Based on Dynamic Programming sentence input method

In General,We will not useDynamic ProgrammingCall it the algorithm for the problem "Dynamic Programming”,But called "Hidden Markov Models”,but,If we simply use the dynamic programming algorithm to solve a common directed acyclic graph,Then it can only be said to be dynamic planning ......

This time we want for the,It is based on the thesaurusWhole sentence inputlaw。The hidden Markov model is not based on the state transition Solution。


Since no model,ourWhole sentence inputIt is based on the vocabulary,We need a thesaurus。
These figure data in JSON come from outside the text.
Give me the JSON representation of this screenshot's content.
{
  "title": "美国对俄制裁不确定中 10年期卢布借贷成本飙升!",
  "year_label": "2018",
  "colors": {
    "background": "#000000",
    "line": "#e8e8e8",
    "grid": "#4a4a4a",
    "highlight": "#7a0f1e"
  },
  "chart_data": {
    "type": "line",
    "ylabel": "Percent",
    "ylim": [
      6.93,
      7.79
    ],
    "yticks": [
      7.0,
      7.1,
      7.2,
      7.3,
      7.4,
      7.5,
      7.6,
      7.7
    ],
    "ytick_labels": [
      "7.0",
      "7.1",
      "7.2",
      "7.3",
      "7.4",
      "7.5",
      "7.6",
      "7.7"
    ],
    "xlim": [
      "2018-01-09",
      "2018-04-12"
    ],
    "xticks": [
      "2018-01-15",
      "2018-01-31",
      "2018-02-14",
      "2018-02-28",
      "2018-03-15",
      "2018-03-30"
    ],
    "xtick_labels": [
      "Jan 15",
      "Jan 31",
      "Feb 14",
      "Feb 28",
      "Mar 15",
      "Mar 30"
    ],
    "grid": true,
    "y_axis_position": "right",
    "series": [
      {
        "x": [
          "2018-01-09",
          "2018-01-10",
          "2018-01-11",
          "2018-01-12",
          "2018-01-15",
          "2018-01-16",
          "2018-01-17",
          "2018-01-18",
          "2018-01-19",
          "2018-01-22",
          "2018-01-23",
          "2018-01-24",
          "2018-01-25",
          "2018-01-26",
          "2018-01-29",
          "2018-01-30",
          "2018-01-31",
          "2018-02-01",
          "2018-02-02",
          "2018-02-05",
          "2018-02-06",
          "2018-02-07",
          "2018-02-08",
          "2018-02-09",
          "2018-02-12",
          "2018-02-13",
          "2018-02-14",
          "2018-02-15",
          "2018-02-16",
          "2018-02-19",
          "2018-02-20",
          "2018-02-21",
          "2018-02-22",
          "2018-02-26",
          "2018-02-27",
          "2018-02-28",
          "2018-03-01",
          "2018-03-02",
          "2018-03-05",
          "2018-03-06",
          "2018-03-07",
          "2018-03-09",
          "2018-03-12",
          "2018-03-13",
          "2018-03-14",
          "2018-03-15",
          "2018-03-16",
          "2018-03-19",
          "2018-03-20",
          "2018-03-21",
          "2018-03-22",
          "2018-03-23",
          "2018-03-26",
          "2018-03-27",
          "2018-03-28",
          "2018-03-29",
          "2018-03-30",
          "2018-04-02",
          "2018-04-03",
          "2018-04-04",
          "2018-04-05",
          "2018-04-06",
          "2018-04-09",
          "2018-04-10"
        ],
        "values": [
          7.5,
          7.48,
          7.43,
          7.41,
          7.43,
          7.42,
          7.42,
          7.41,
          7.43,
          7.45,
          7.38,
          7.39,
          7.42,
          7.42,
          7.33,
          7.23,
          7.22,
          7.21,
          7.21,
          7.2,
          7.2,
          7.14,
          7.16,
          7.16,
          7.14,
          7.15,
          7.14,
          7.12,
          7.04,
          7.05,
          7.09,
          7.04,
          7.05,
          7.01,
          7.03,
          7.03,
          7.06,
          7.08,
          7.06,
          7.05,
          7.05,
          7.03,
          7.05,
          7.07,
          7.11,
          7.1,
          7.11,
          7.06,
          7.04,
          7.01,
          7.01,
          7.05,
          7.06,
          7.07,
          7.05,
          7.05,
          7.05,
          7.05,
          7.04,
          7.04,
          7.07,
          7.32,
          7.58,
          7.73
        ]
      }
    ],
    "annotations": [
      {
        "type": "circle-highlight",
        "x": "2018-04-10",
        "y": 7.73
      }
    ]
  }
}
The thesaurus should record the most ordinary common vocabulary,And one thing isFrequency (weight)You must be correct。


You can understand,When you enter a string of pinyin time,Each tone corresponds a lot of text,If you look at every single word,There will be too many words corresponding - this is called the weight code。While the corresponding dictionary words,If the user enters a word,Then we hit the thesaurus priority,Thus,Since the code words long,Then the probability of re-code number and greatly reduced,Coupled with Frequency,We can get a more in line with common sense candidate word sequence for the user to choose the。

But the sentence it? When the user inputs too long to match words from the lexicon to time,How can we do it?

Sentence calculation

Simple Edition

According to the above principle,We follow the idea Think,Such a long sentence,We can consider splitting them open,For example, front to back,Followed by matching to find the maximum (long) Vocabulary,Then the input sentence can be achieved!

For example, you enter round/give/shu/ru/does/The/neng/shi/qi/jin/wei/zhi/zui/hao/yong/from/shu/ru/does

Then I follow from front to back in sequence through each sound,Most likely find that,This is probably a result of,The answer depends on how bad your thesaurus:

Rogge / IME / may be its / Guards / organic is best to use / / input method

Obviously,This is what we want from the very far worse。If you make so that you release,So users have to kill you。So,We change the thinking,Or sequentially matching the longest possible word,But it does not automatically match all,From the first to be able to match words beginning,Pause computing allows users to choose their own suitable candidate。

Ok,Although this is not a complete sentence intelligent input,However, if a user with the thesaurus,Then barely usable,If your thesaurus data and compare all,Then the effect should not bad。

Advanced Edition

Then,So it? of course not,You see we do not use the title of "dynamic programming" mean。In fact, think carefully,Our Thesaurus,With accurate word frequency,The how to use it together? We algorithm,Frequency planning to carry out the thesaurus,Frequencies will be converted to weight,Right word significant weight in the right word。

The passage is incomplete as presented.